The remote may be short and stumpy, but it’s easy to use thanks to the intelligent button layout and clear labelling. The often-used menu and volume controls fall conveniently under the thumb, and the sound presets are helpfully gathered together in their own little enclave towards the top. There are even dedicated subwoofer volume controls, which makes it easy to adjust on the fly.
If you’d rather use your Android or iOS device to operate the HT-CT770, no problem – download Sony’s SongPal Bluetooth app and you can control basic functions, including ClearAudio and subwoofer volume.
So far, so good, but when it comes to sound quality the HT-CT770 isn’t quite the knockout performer we hoped it would be. To the casual ear it sounds terrific, and certainly fulfils the usual soundbar brief of delivering a louder, bigger and punchier sound than any flatscreen TV, but some aspects of its performance left us feeling dissatisfied.
Let’s start with the good stuff, though. We fed the RoboCop reboot into the HDMI port from our Blu-ray player and the Sony injects the energetic action scenes with dynamism and excitement.

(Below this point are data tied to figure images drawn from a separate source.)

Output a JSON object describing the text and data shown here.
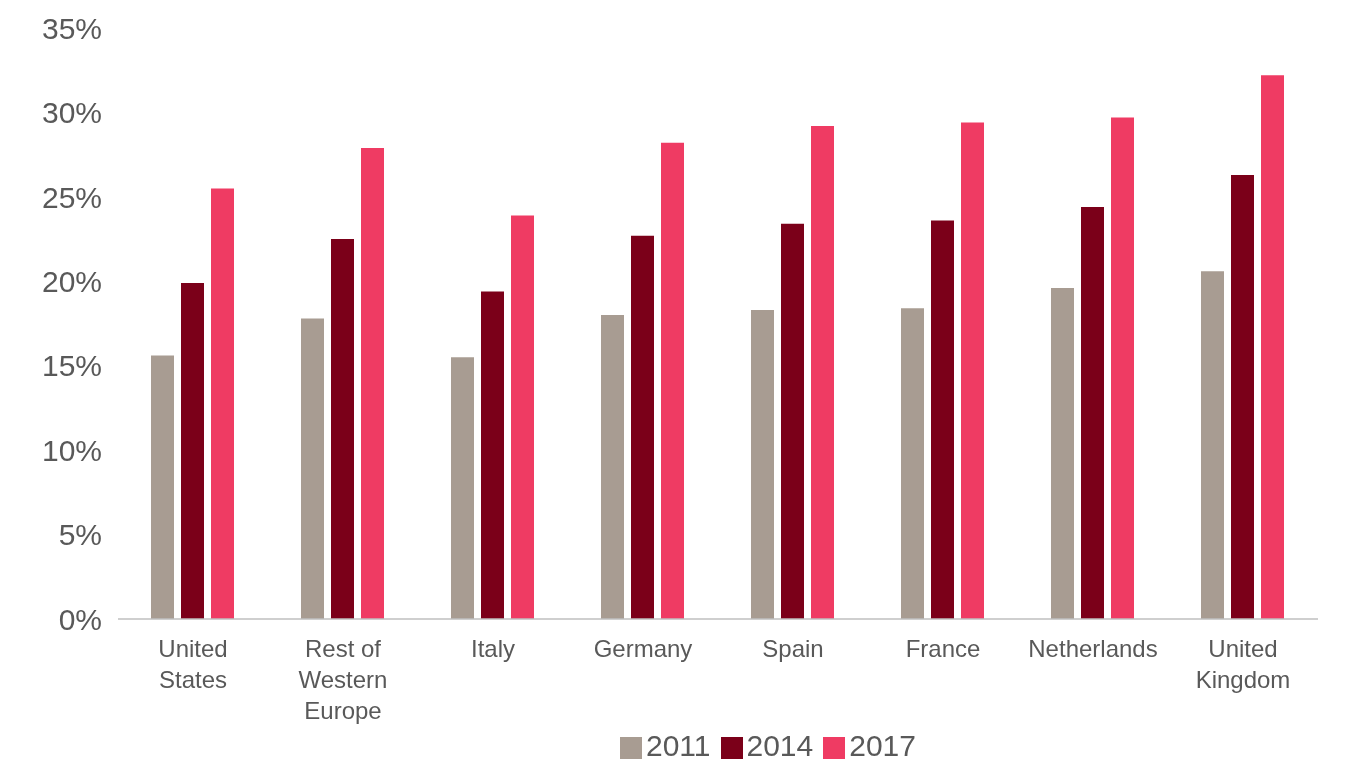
{
  "chart_data": {
    "type": "bar",
    "categories": [
      "United States",
      "Rest of Western Europe",
      "Italy",
      "Germany",
      "Spain",
      "France",
      "Netherlands",
      "United Kingdom"
    ],
    "series": [
      {
        "name": "2011",
        "color": "#a89c92",
        "values": [
          15.6,
          17.8,
          15.5,
          18.0,
          18.3,
          18.4,
          19.6,
          20.6
        ]
      },
      {
        "name": "2014",
        "color": "#7b0019",
        "values": [
          19.9,
          22.5,
          19.4,
          22.7,
          23.4,
          23.6,
          24.4,
          26.3
        ]
      },
      {
        "name": "2017",
        "color": "#ef3b63",
        "values": [
          25.5,
          27.9,
          23.9,
          28.2,
          29.2,
          29.4,
          29.7,
          32.2
        ]
      }
    ],
    "ylim": [
      0,
      35
    ],
    "yticks": [
      {
        "value": 0,
        "label": "0%"
      },
      {
        "value": 5,
        "label": "5%"
      },
      {
        "value": 10,
        "label": "10%"
      },
      {
        "value": 15,
        "label": "15%"
      },
      {
        "value": 20,
        "label": "20%"
      },
      {
        "value": 25,
        "label": "25%"
      },
      {
        "value": 30,
        "label": "30%"
      },
      {
        "value": 35,
        "label": "35%"
      }
    ],
    "grid": false,
    "legend": "bottom"
  }
}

As suicide bombers launch an attack on the ED-209s in Tehran, the explosions and gunshots have a crisp leading edge, while rumbling bass underpins every blast.
The soundbar’s bright tone makes these effects sound loud and authoritative, plus the presence of separate tweeters means there’s also a decent amount of detail in the mix, such as smashing glass and mechanical clicks as ED-209s move around – although we think it could tease out more. Dialogue is easy to discern even in the midst of a frenetic shoot-out.

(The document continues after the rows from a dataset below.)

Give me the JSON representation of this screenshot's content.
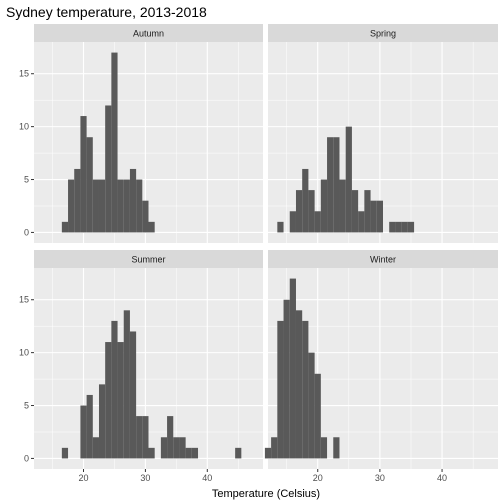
{
  "chart_data": {
    "type": "bar",
    "title": "Sydney temperature, 2013-2018",
    "xlabel": "Temperature (Celsius)",
    "ylabel": "",
    "xlim": [
      12,
      49
    ],
    "ylim": [
      -1,
      18
    ],
    "x_ticks": [
      20,
      30,
      40
    ],
    "y_ticks": [
      0,
      5,
      10,
      15
    ],
    "bin_width": 1,
    "grid": true,
    "colors": {
      "panel_bg": "#ebebeb",
      "strip_bg": "#d9d9d9",
      "grid": "#ffffff",
      "bar": "#595959"
    },
    "panels": [
      {
        "name": "Autumn",
        "bins": [
          {
            "x": 17,
            "count": 1
          },
          {
            "x": 18,
            "count": 5
          },
          {
            "x": 19,
            "count": 6
          },
          {
            "x": 20,
            "count": 11
          },
          {
            "x": 21,
            "count": 9
          },
          {
            "x": 22,
            "count": 5
          },
          {
            "x": 23,
            "count": 5
          },
          {
            "x": 24,
            "count": 12
          },
          {
            "x": 25,
            "count": 17
          },
          {
            "x": 26,
            "count": 5
          },
          {
            "x": 27,
            "count": 5
          },
          {
            "x": 28,
            "count": 6
          },
          {
            "x": 29,
            "count": 5
          },
          {
            "x": 30,
            "count": 3
          },
          {
            "x": 31,
            "count": 1
          }
        ]
      },
      {
        "name": "Spring",
        "bins": [
          {
            "x": 14,
            "count": 1
          },
          {
            "x": 16,
            "count": 2
          },
          {
            "x": 17,
            "count": 4
          },
          {
            "x": 18,
            "count": 6
          },
          {
            "x": 19,
            "count": 4
          },
          {
            "x": 20,
            "count": 2
          },
          {
            "x": 21,
            "count": 5
          },
          {
            "x": 22,
            "count": 9
          },
          {
            "x": 23,
            "count": 9
          },
          {
            "x": 24,
            "count": 5
          },
          {
            "x": 25,
            "count": 10
          },
          {
            "x": 26,
            "count": 4
          },
          {
            "x": 27,
            "count": 2
          },
          {
            "x": 28,
            "count": 4
          },
          {
            "x": 29,
            "count": 3
          },
          {
            "x": 30,
            "count": 3
          },
          {
            "x": 32,
            "count": 1
          },
          {
            "x": 33,
            "count": 1
          },
          {
            "x": 34,
            "count": 1
          },
          {
            "x": 35,
            "count": 1
          }
        ]
      },
      {
        "name": "Summer",
        "bins": [
          {
            "x": 17,
            "count": 1
          },
          {
            "x": 20,
            "count": 5
          },
          {
            "x": 21,
            "count": 6
          },
          {
            "x": 22,
            "count": 2
          },
          {
            "x": 23,
            "count": 7
          },
          {
            "x": 24,
            "count": 11
          },
          {
            "x": 25,
            "count": 13
          },
          {
            "x": 26,
            "count": 11
          },
          {
            "x": 27,
            "count": 14
          },
          {
            "x": 28,
            "count": 12
          },
          {
            "x": 29,
            "count": 4
          },
          {
            "x": 30,
            "count": 4
          },
          {
            "x": 31,
            "count": 1
          },
          {
            "x": 33,
            "count": 2
          },
          {
            "x": 34,
            "count": 4
          },
          {
            "x": 35,
            "count": 2
          },
          {
            "x": 36,
            "count": 2
          },
          {
            "x": 37,
            "count": 1
          },
          {
            "x": 38,
            "count": 1
          },
          {
            "x": 45,
            "count": 1
          }
        ]
      },
      {
        "name": "Winter",
        "bins": [
          {
            "x": 12,
            "count": 1
          },
          {
            "x": 13,
            "count": 2
          },
          {
            "x": 14,
            "count": 13
          },
          {
            "x": 15,
            "count": 15
          },
          {
            "x": 16,
            "count": 17
          },
          {
            "x": 17,
            "count": 14
          },
          {
            "x": 18,
            "count": 13
          },
          {
            "x": 19,
            "count": 10
          },
          {
            "x": 20,
            "count": 8
          },
          {
            "x": 21,
            "count": 2
          },
          {
            "x": 23,
            "count": 2
          }
        ]
      }
    ]
  }
}
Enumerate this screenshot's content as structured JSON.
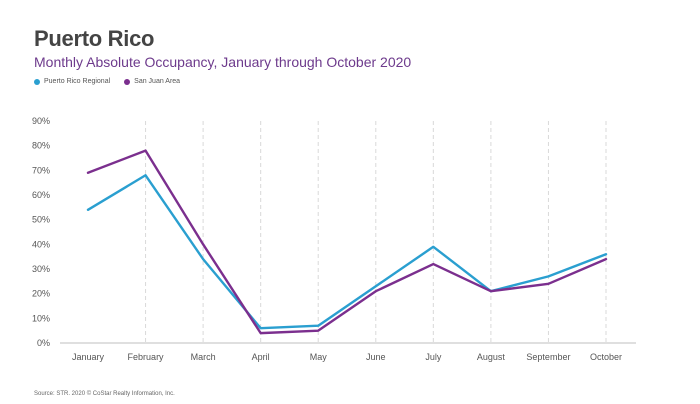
{
  "title": "Puerto Rico",
  "subtitle": "Monthly Absolute Occupancy, January through October 2020",
  "source": "Source: STR. 2020 © CoStar Realty Information, Inc.",
  "colors": {
    "regional": "#2a9fd0",
    "sanjuan": "#7b2f8e"
  },
  "chart_data": {
    "type": "line",
    "categories": [
      "January",
      "February",
      "March",
      "April",
      "May",
      "June",
      "July",
      "August",
      "September",
      "October"
    ],
    "series": [
      {
        "name": "Puerto Rico Regional",
        "values": [
          54,
          68,
          34,
          6,
          7,
          23,
          39,
          21,
          27,
          36
        ]
      },
      {
        "name": "San Juan Area",
        "values": [
          69,
          78,
          40,
          4,
          5,
          21,
          32,
          21,
          24,
          34
        ]
      }
    ],
    "y_ticks": [
      "0%",
      "10%",
      "20%",
      "30%",
      "40%",
      "50%",
      "60%",
      "70%",
      "80%",
      "90%"
    ],
    "ylim": [
      0,
      90
    ],
    "legend": "top-left",
    "grid": "vertical-dashed"
  }
}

Where the Sony falls down, however, is the lack of cohesion between the soundbar and subwoofer. You get the rumbling bass and bright treble, but not enough in between, which results in action scenes sounding thin and unbalanced. When Basil Poledouris’ iconic theme plays over the title, it sounds too thin and reedy to rouse your emotions.
This also draws attention to the hard treble, which does bring a sense of excitement but becomes overbearing without the midrange solidity to back it up. It’s particularly noticeable during Murphy’s training exercise at Omnicorp’s test facility, when the loud gunshots and clattering metal sound raspy and brash. Earlier in the film, loud military jet engines push the speakers to their limits.

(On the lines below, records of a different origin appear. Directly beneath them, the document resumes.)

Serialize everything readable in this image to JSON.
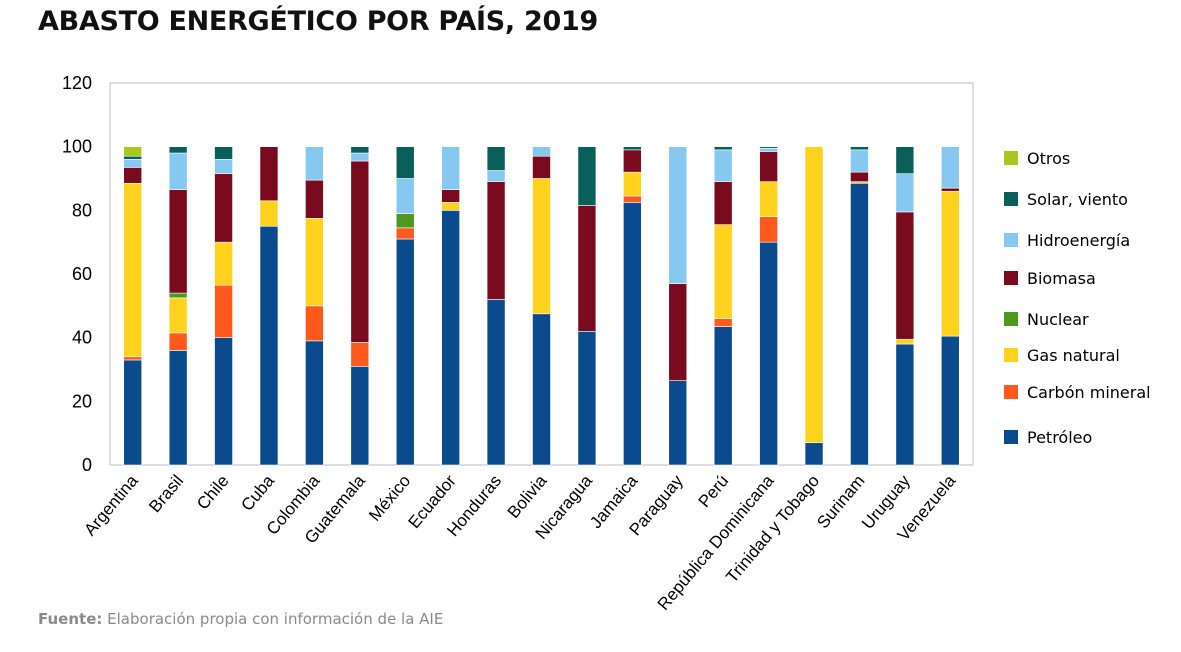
{
  "title": "ABASTO ENERGÉTICO POR PAÍS, 2019",
  "source": {
    "prefix": "Fuente:",
    "text": "Elaboración propia con información de la AIE"
  },
  "chart_data": {
    "type": "bar",
    "stacked": true,
    "title": "ABASTO ENERGÉTICO POR PAÍS, 2019",
    "xlabel": "",
    "ylabel": "",
    "ylim": [
      0,
      120
    ],
    "yticks": [
      0,
      20,
      40,
      60,
      80,
      100,
      120
    ],
    "grid": false,
    "legend_position": "right",
    "categories": [
      "Argentina",
      "Brasil",
      "Chile",
      "Cuba",
      "Colombia",
      "Guatemala",
      "México",
      "Ecuador",
      "Honduras",
      "Bolivia",
      "Nicaragua",
      "Jamaica",
      "Paraguay",
      "Perú",
      "República Dominicana",
      "Trinidad y Tobago",
      "Surinam",
      "Uruguay",
      "Venezuela"
    ],
    "series": [
      {
        "name": "Petróleo",
        "color": "#0B4A8C",
        "values": [
          33,
          36,
          40,
          75,
          39,
          31,
          71,
          80,
          52,
          47.5,
          42,
          82.5,
          26.5,
          43.5,
          70,
          7,
          88.5,
          38,
          40.5
        ]
      },
      {
        "name": "Carbón mineral",
        "color": "#FF5A1E",
        "values": [
          1,
          5.5,
          16.5,
          0,
          11,
          7.5,
          3.5,
          0,
          0,
          0,
          0,
          2,
          0,
          2.5,
          8,
          0,
          0,
          0,
          0
        ]
      },
      {
        "name": "Gas natural",
        "color": "#FFD21E",
        "values": [
          54.5,
          11,
          13.5,
          8,
          27.5,
          0,
          0,
          2.5,
          0,
          42.5,
          0,
          7.5,
          0,
          29.5,
          11,
          93,
          0.5,
          1.5,
          45.5
        ]
      },
      {
        "name": "Nuclear",
        "color": "#4B9A1E",
        "values": [
          0,
          1.5,
          0,
          0,
          0,
          0,
          4.5,
          0,
          0,
          0,
          0,
          0,
          0,
          0,
          0,
          0,
          0,
          0,
          0
        ]
      },
      {
        "name": "Biomasa",
        "color": "#7A0A1E",
        "values": [
          5,
          32.5,
          21.5,
          17,
          12,
          57,
          0,
          4,
          37,
          7,
          39.5,
          7,
          30.5,
          13.5,
          9.5,
          0,
          3,
          40,
          1
        ]
      },
      {
        "name": "Hidroenergía",
        "color": "#87C8F0",
        "values": [
          2.5,
          11.5,
          4.5,
          0,
          10.5,
          2.5,
          11,
          13.5,
          3.5,
          3,
          0,
          0,
          43,
          10,
          1,
          0,
          7,
          12,
          13
        ]
      },
      {
        "name": "Solar, viento",
        "color": "#0B5F5A",
        "values": [
          1,
          2,
          4,
          0,
          0,
          2,
          10,
          0,
          7.5,
          0,
          18.5,
          1,
          0,
          1,
          0.5,
          0,
          1,
          8.5,
          0
        ]
      },
      {
        "name": "Otros",
        "color": "#A8C81E",
        "values": [
          3,
          0,
          0,
          0,
          0,
          0,
          0,
          0,
          0,
          0,
          0,
          0,
          0,
          0,
          0,
          0,
          0,
          0,
          0
        ]
      }
    ],
    "legend_order": [
      "Otros",
      "Solar, viento",
      "Hidroenergía",
      "Biomasa",
      "Nuclear",
      "Gas natural",
      "Carbón mineral",
      "Petróleo"
    ]
  }
}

Another issue concerns the subwoofer, which provides the necessary depth but lacks control, lingering for far too long whenever there’s a gunshot or explosion. As a result, the soundstage ends up sounding muddy and the bass is detached from the soundbar. You can play around with the sub volume, but it’s hard to achieve the right balance.
We experimented with the sound modes and rather boringly we decided that ‘Standard’ offers the best balance for movies. The Voice modes emphasise speech well, but the highest setting makes other high-frequency effects sound unbearable at loud volumes. S-Force Pro Front Surround delivers a wide and spacious soundfield but there isn’t a trace of surround sound.
Unsurprisingly, the above flaws mean the HT-CT770 isn’t the most musically accomplished soundbar we’ve heard – kick drums and basslines sound loose, vocals sound thin and the finer details get lost in the mix. But with our most critical hat off, it’s fine for day-to-day listening.
The HT-CT770 certainly has a lot going for it. It’s stuffed to the hilt with features, offers more sockets than your average soundbar and its discreet, low-profile design is a godsend for anyone who hates clutter.
But play a film and you'll find the sound quality is underwhelming, due to the lack of cohesion, ill-disciplined bass and hard treble. What makes it all the more disappointing is that rival soundbars and bases such as the Canton DM50 and Q Acoustics Media 4 deliver vastly superior sonic performance for the same money – although admittedly they don’t offer the Sony’s extensive feature list or unobtrusive design.
On paper the HT-CT770 is a competition-killing soundbar with a superb range of features, plentiful connections and an alluring design, but its performance doesn’t quite live up to the promise.